By: Gailyn Van-Rheenan The theological and strategic foundations upon which churches are planted greatly affect their ability to grow and mature. Paul encourages the church planter to "be careful how he builds." Sooner or later the builder's work will be tested with fire. Those who build with incombustible materials (gold, silver, and costly stones) will receive a reward, but those who build with combustible materials (wood, hay, and straw) will experience loss (1 Cor. 3:10-15).
Definition of Church Planting
Church planting may be defined as initiating reproductive fellowships who reflect the kingdom of God in the world. A number of characteristics of church planting are reflected in this definition.
First, church planting is aimed at the creation of fellowships. The church is the family of God, the body of Christ (Eph. 1:23), a people "belonging to God" (1 Pet. 2:9). These biblical metaphors indicate that the church must become a cohesive body reflecting the qualities of God in an alien world (vv. 11-12). Evangelistic methodologies should not scatter contacts who cannot be molded into bodies of believers; they must focus evangelism in one area for the purpose of creating a community of God. Converts must not be treated merely as individuals but incorporated in the body of Christ. Matayo Lang'at, a Kipsigis evangelist of Kenya, used a farming metaphor to explain why new Christians must work together to become part of a functioning fellowship:
Here in Africa one person cannot cultivate with oxen by himself. There must be people in the field to guide the oxen on each side as well as one who holds the plow. Likewise, one cannot be the church by himself. He must call others who are in Christ to work together with him. (Translation from Kipsigis Sermon, 1976)
McGavran concurs: "Would-be disciples must be joyfully built into his body--they must not wander alone in the wilderness" (1990, 7). Too frequently a few new Christians are left to fend for themselves after a short campaign. New converts are led to the Lord and then left before a fellowship of believers has come into existence. These few Christians will likely fall away from God because they have not been incorporated into a fellowship which can mold and guide them in their spiritual journey.
Second, effective church planting focuses on cultivating reproductive fellowships. Many times churches are established without expecting the new converts to teach others. They soon become like mules who cannot germinally reproduce but must return to the original sources, the horse and the donkey, in order to procreate. They are like seedless grapes, delightful to taste but without reproductive power, or the fig tree which Jesus withered because it did not bear fruit (Matt. 21:18-19).

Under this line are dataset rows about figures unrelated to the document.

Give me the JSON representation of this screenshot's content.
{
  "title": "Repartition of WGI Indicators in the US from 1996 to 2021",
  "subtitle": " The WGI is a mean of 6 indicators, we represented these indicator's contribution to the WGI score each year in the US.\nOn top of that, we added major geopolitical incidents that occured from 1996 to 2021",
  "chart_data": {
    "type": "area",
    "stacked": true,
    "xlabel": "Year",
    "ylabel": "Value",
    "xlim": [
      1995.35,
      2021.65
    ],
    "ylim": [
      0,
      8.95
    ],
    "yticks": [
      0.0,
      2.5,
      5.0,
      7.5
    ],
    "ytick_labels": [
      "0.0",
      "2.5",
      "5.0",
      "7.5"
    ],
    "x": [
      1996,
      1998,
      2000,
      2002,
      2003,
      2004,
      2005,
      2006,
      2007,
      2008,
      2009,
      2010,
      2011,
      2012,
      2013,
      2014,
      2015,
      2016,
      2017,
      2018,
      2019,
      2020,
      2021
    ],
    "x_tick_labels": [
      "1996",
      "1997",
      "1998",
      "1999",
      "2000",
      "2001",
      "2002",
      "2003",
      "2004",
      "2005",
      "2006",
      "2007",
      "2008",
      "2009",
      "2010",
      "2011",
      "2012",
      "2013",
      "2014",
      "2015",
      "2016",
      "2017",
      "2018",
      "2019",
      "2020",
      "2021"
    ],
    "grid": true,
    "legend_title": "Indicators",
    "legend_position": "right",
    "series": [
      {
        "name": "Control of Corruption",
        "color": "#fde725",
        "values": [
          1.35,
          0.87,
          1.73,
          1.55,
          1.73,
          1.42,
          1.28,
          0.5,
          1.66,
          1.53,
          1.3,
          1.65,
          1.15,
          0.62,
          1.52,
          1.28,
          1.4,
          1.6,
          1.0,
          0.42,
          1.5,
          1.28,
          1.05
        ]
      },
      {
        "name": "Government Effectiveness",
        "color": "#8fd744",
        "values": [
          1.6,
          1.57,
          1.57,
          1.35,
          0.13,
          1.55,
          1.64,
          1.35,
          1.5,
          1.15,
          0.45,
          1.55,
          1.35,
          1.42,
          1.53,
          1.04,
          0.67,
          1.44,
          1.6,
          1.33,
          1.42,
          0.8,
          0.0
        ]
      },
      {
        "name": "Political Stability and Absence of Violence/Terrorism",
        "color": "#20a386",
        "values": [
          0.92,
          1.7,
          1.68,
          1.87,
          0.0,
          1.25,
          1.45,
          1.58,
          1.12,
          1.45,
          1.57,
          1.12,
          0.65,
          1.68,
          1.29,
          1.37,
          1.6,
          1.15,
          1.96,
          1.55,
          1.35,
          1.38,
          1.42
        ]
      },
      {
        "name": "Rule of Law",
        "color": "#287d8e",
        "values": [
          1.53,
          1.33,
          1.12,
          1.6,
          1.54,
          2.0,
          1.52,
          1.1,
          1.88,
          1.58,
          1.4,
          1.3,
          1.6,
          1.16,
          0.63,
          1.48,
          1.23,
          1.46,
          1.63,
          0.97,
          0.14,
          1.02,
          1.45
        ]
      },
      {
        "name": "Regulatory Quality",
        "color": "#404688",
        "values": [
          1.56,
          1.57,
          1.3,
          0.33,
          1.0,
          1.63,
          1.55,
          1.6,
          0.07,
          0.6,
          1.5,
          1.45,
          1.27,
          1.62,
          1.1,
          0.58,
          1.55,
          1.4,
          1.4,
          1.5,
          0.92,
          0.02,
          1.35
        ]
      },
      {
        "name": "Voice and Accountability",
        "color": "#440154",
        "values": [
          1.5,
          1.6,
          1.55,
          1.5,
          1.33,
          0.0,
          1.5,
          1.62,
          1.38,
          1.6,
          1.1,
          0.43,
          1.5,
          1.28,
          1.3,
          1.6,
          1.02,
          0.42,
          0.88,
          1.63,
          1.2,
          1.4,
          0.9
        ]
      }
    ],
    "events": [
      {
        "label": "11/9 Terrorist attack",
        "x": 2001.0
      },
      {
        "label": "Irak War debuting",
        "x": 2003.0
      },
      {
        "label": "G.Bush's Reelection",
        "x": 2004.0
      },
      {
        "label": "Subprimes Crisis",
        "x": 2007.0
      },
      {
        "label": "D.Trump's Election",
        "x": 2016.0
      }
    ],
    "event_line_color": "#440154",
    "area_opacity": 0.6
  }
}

Professor Wendell Broom has graphically described such churches as terminal (Broom 1976, 88-89). Terminal churches may have spiritual vitality but can reproduce only arithmetically (2, 4, 6, 8, 10, 12, 14, 16, 18, etc.). Missionaries are teaching others but not training their converts to become reproductive; they are initiating churches but not preparing leaders of these churches to plant other churches.
Ten missionaries can each plant one church each year. If the churches they plant have terminal life, after ten years their field will have 100 churches. If the missionaries die or return home, the number of churches remains static, for they do not plant other churches. The same ten missionaries, by planting churches that have germinal life, will in ten years have 5,110 churches in their field. If the missionaries die or return home, the churches will continue to multiply, because they have germinal life.